Итак, чтобы поймать Зверя, нужно стать Зверем.
Аналитики сходили с ума. Не могли понять, кого же они ищут. Личные аналитики Николая Степановича, его люди, верные и надежные, как собственные руки. Они знали о Звере. Увы, Весин не мог позволить себе роскоши искать экзекутора в одиночку. Это магистру все преподнесли на блюдечке. Что бы там ни рассказывал Игорь Юрьевич о сложностях в воспитании Зверя, у него было главное — сам Зверь. Воспитать — ерунда. Николай Степанович готов был воспитывать кого угодно, только дайте. Дайте, к чему силы приложить.

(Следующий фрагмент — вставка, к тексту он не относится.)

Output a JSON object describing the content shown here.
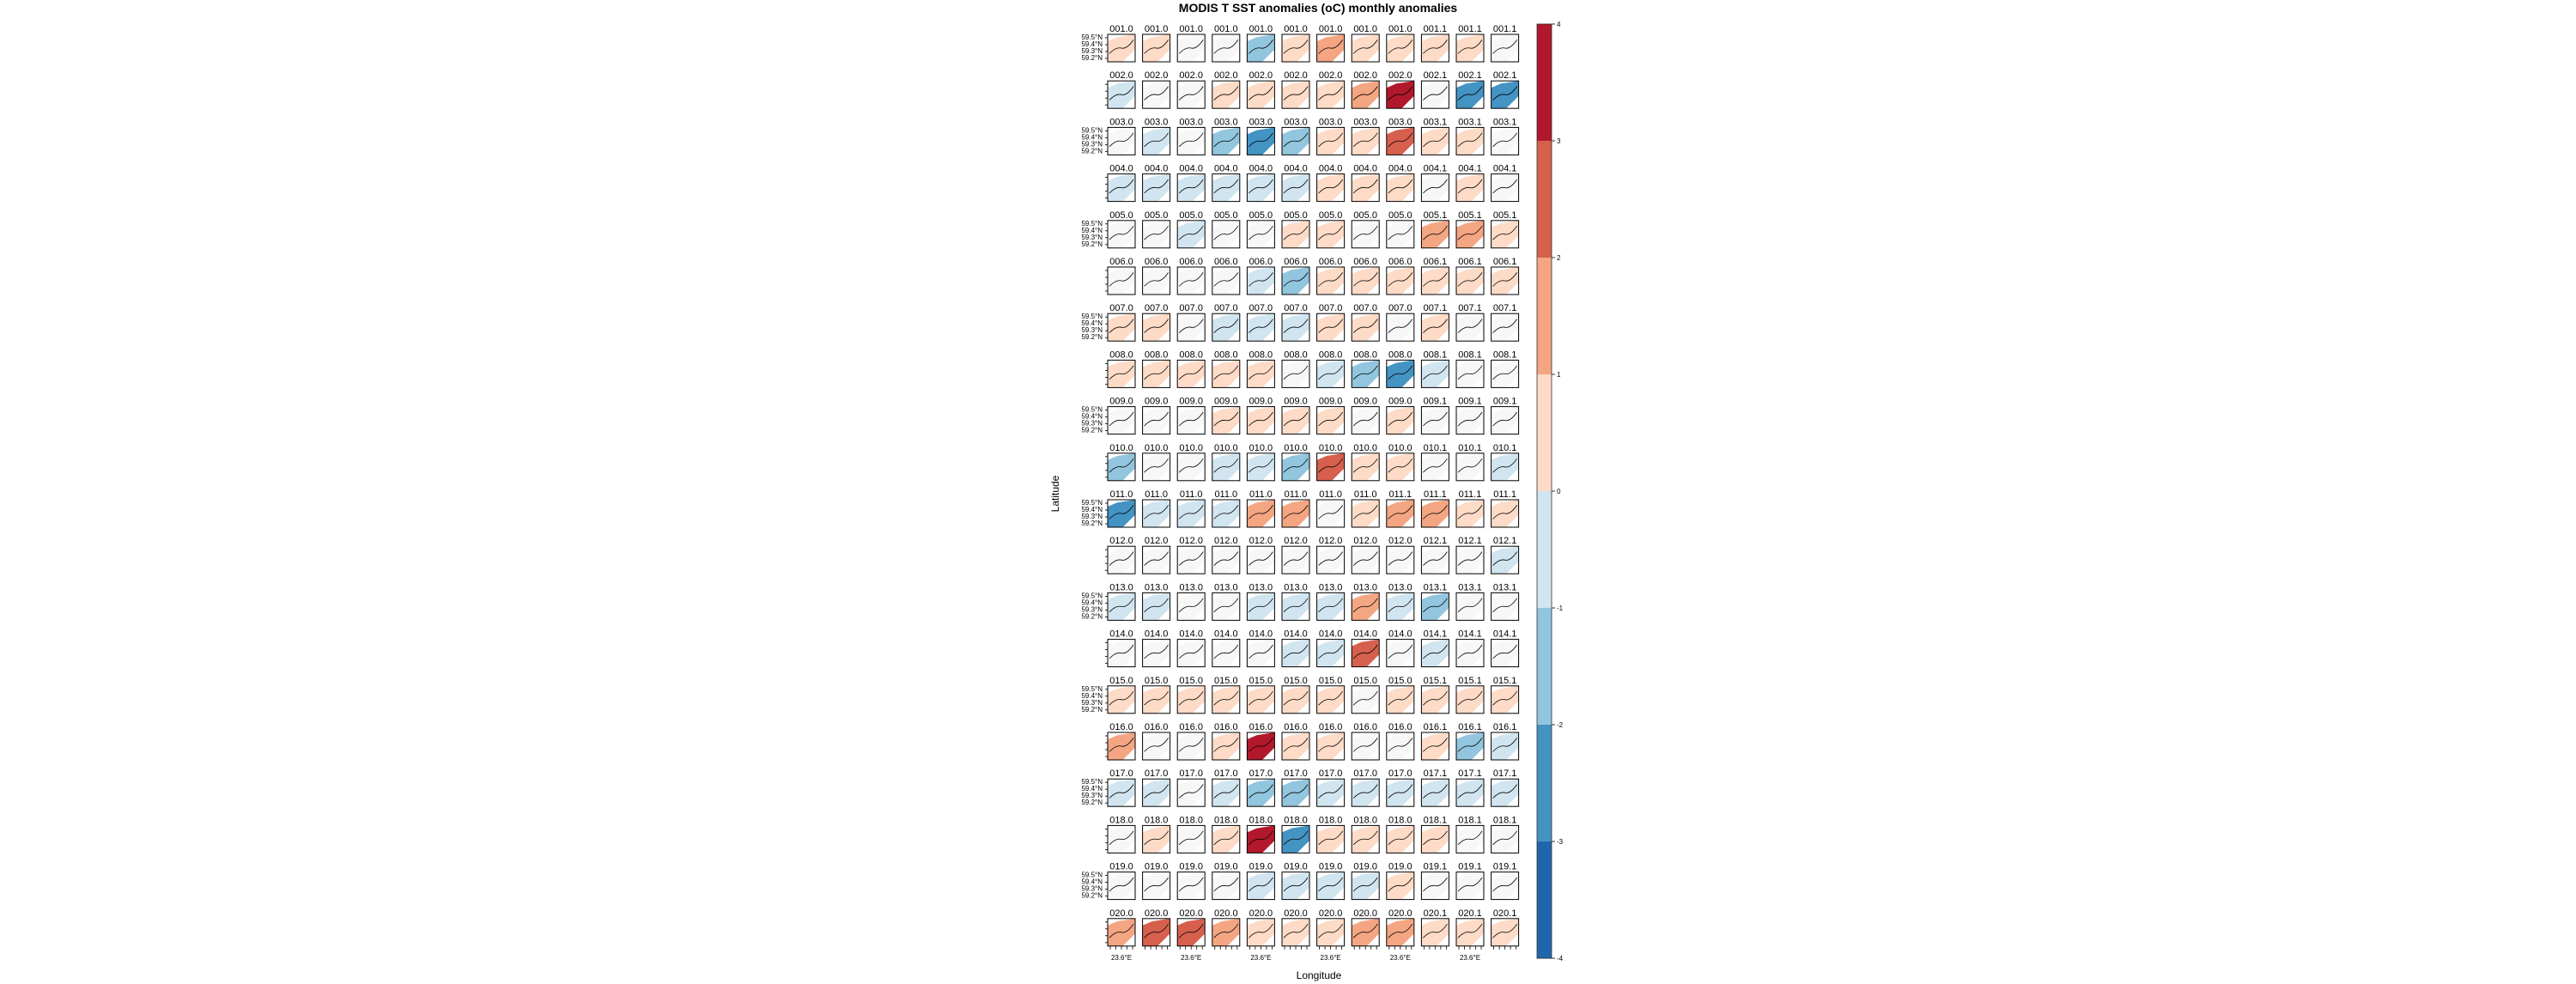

Никто ведь не даст. Те, кто знает о Звере, — найти его не могут. А те, кто не знает, но, возможно, общается с ним сейчас, — им знать и не положено.
Стать психопатом без патологий, обаятельным убийцей, стать художником, техником, актером, музыкантом, режиссером, психологом, хирургом, дрессировщиком, палачом.
Пилотом.
Картины заполонили кабинет: стояли на полу, висели на стенах, были расставлены на диване и креслах. На всех полотнах было небо. Весин начал с самых понятных работ, с тех, о которых с первого взгляда можно сказать — это небо. Таким увидит его любой человек, кто не поленится просто поднять глаза и взглянуть, что же там, наверху. Сырые, беременные дождями тучи; острая до боли в глазах, бездонная синева; заспанные взгляды звезд сквозь кисею вечерних сумерек; небо над городом, небо над морем, небо в горах, в лесу, в степи. Небо севера и небо юга. Небо, небо, небо…
Потом Николай Степанович разглядел небо изнутри.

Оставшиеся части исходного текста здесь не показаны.